Debut with a bang for Hedi Slimane at Yves Saint Laurent’s help, on the contrary, we should call him just as Saint Laurent, seeing as the new Creative Director has opted for a small change in the name of the House, for not doing more clean and precise reference to its founder. The fashion show Paris Fashion Week for spring-summer 2013 was the official debut of the designer who took the reins of the French fashion brand. Great expectation for the catwalk that began with the usual delay with which we have learned to live, we presented the new women of Saint Laurent. A woman strong, decisive, which does not allow replies. Just like Hedi Slimane.
Clear the references that will be made after this parade with the predecessor of Hedi Slimane: Stefano Pilati has left Yves Saint Laurent, for whom he worked for a long time, to engage in a new adventure as Creative Director of the brand Ermenegildo Zegna (even if the rumors of him perfectly as heir to the Empire Armani!).

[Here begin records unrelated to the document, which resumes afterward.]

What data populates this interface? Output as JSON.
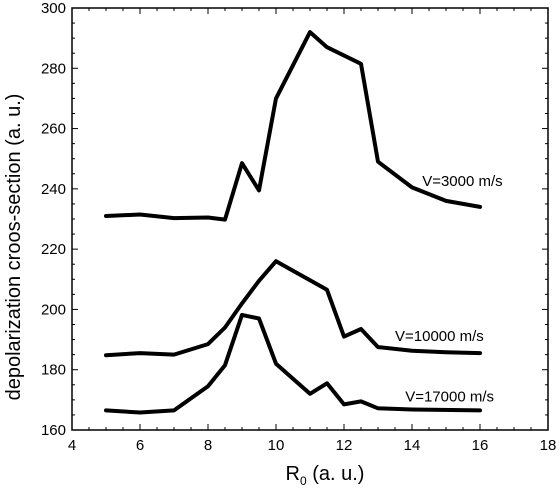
{
  "chart_data": {
    "type": "line",
    "xlabel": "R",
    "xlabel_sub": "0",
    "xlabel_units": " (a. u.)",
    "ylabel": "depolarization croos-section  (a. u.)",
    "xlim": [
      4,
      18
    ],
    "ylim": [
      160,
      300
    ],
    "xticks": [
      4,
      6,
      8,
      10,
      12,
      14,
      16,
      18
    ],
    "yticks": [
      160,
      180,
      200,
      220,
      240,
      260,
      280,
      300
    ],
    "grid": false,
    "series": [
      {
        "name": "V=3000 m/s",
        "x": [
          5,
          6,
          7,
          8,
          8.5,
          9,
          9.5,
          10,
          11,
          11.5,
          12.5,
          13,
          14,
          15,
          16
        ],
        "y": [
          231,
          231.5,
          230.3,
          230.5,
          229.8,
          248.5,
          239.5,
          270,
          292,
          287,
          281.5,
          249,
          240.5,
          236,
          234
        ]
      },
      {
        "name": "V=10000 m/s",
        "x": [
          5,
          6,
          7,
          8,
          8.5,
          9,
          9.5,
          10,
          11.5,
          12,
          12.5,
          13,
          14,
          15,
          16
        ],
        "y": [
          184.8,
          185.5,
          185,
          188.5,
          194,
          202,
          209.5,
          216,
          206.5,
          191,
          193.5,
          187.5,
          186.3,
          185.8,
          185.5
        ]
      },
      {
        "name": "V=17000 m/s",
        "x": [
          5,
          6,
          7,
          8,
          8.5,
          9,
          9.5,
          10,
          11,
          11.5,
          12,
          12.5,
          13,
          14,
          16
        ],
        "y": [
          166.5,
          165.8,
          166.5,
          174.5,
          181.5,
          198.2,
          197,
          182,
          172,
          175.5,
          168.5,
          169.5,
          167.2,
          166.8,
          166.5
        ]
      }
    ],
    "annotations": [
      {
        "text": "V=3000 m/s",
        "x": 14.3,
        "y": 241
      },
      {
        "text": "V=10000 m/s",
        "x": 13.5,
        "y": 189.5
      },
      {
        "text": "V=17000 m/s",
        "x": 13.8,
        "y": 169.5
      }
    ]
  }
}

The French fashion house has arrived now Hedi Slimane, who already has done much to discuss his decision to change the name from Yves Saint Laurent to Saint Laurent. A firm decision and decided that was met. And you say, will be welcomed the new style that the designer has given to the French fashion house? Let’s see what he proposed in his first women’s line, valid for next spring-summer 2013.
Refined elegance mixed with rock and soul in some detail from cowboy or gaucho that will not go unnoticed: here’s what he thought Hedi Slimane for Yves Saint Laurent woman for next season, in a collection almost monochromatic, consisted of black garments, with a few touches of Brown that gives a boost to the proposed runway look.

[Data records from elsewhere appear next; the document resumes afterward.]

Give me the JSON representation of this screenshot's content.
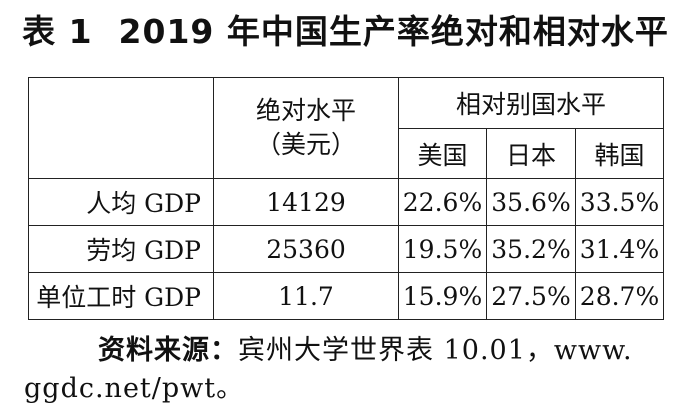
{
  "title": {
    "number": "表 1",
    "text": "2019 年中国生产率绝对和相对水平"
  },
  "table": {
    "header": {
      "absolute": "绝对水平",
      "absolute_unit": "（美元）",
      "relative": "相对别国水平",
      "countries": [
        "美国",
        "日本",
        "韩国"
      ]
    },
    "rows": [
      {
        "label": "人均 GDP",
        "absolute": "14129",
        "us": "22.6%",
        "jp": "35.6%",
        "kr": "33.5%"
      },
      {
        "label": "劳均 GDP",
        "absolute": "25360",
        "us": "19.5%",
        "jp": "35.2%",
        "kr": "31.4%"
      },
      {
        "label": "单位工时 GDP",
        "absolute": "11.7",
        "us": "15.9%",
        "jp": "27.5%",
        "kr": "28.7%"
      }
    ]
  },
  "source": {
    "label": "资料来源：",
    "text_line1": "宾州大学世界表 10.01，www.",
    "text_line2": "ggdc.net/pwt。"
  }
}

The collection consists of beautiful evening dresses lightweight coats with skirts to the foot that widen towards the bottom while lives are marked by tone belts or in sharp contrast with the gold star. The black evening dresses are embellished with gold-colored notes that form a nice pattern on skirts and tops.
Between clothes elegant and impeccable, Hedi Slimane also finds room for “wild” solutions, such as trousers and lightweight coats with fringes or oversized hats that are reminiscent of the cowboy in the more desolate. No shortage of black leather pants (a point common to virtually all brands) as well as sweaters and shirts with V-necklines that are never overdone. When the top are not low-cut are accollatissimi, with bows to close the collar.
Beautiful also the shoes worn by the models, with sandals with killer heels and laces tied at the ankle, proposed in grey and black, with tapered or slightly squared-off tips.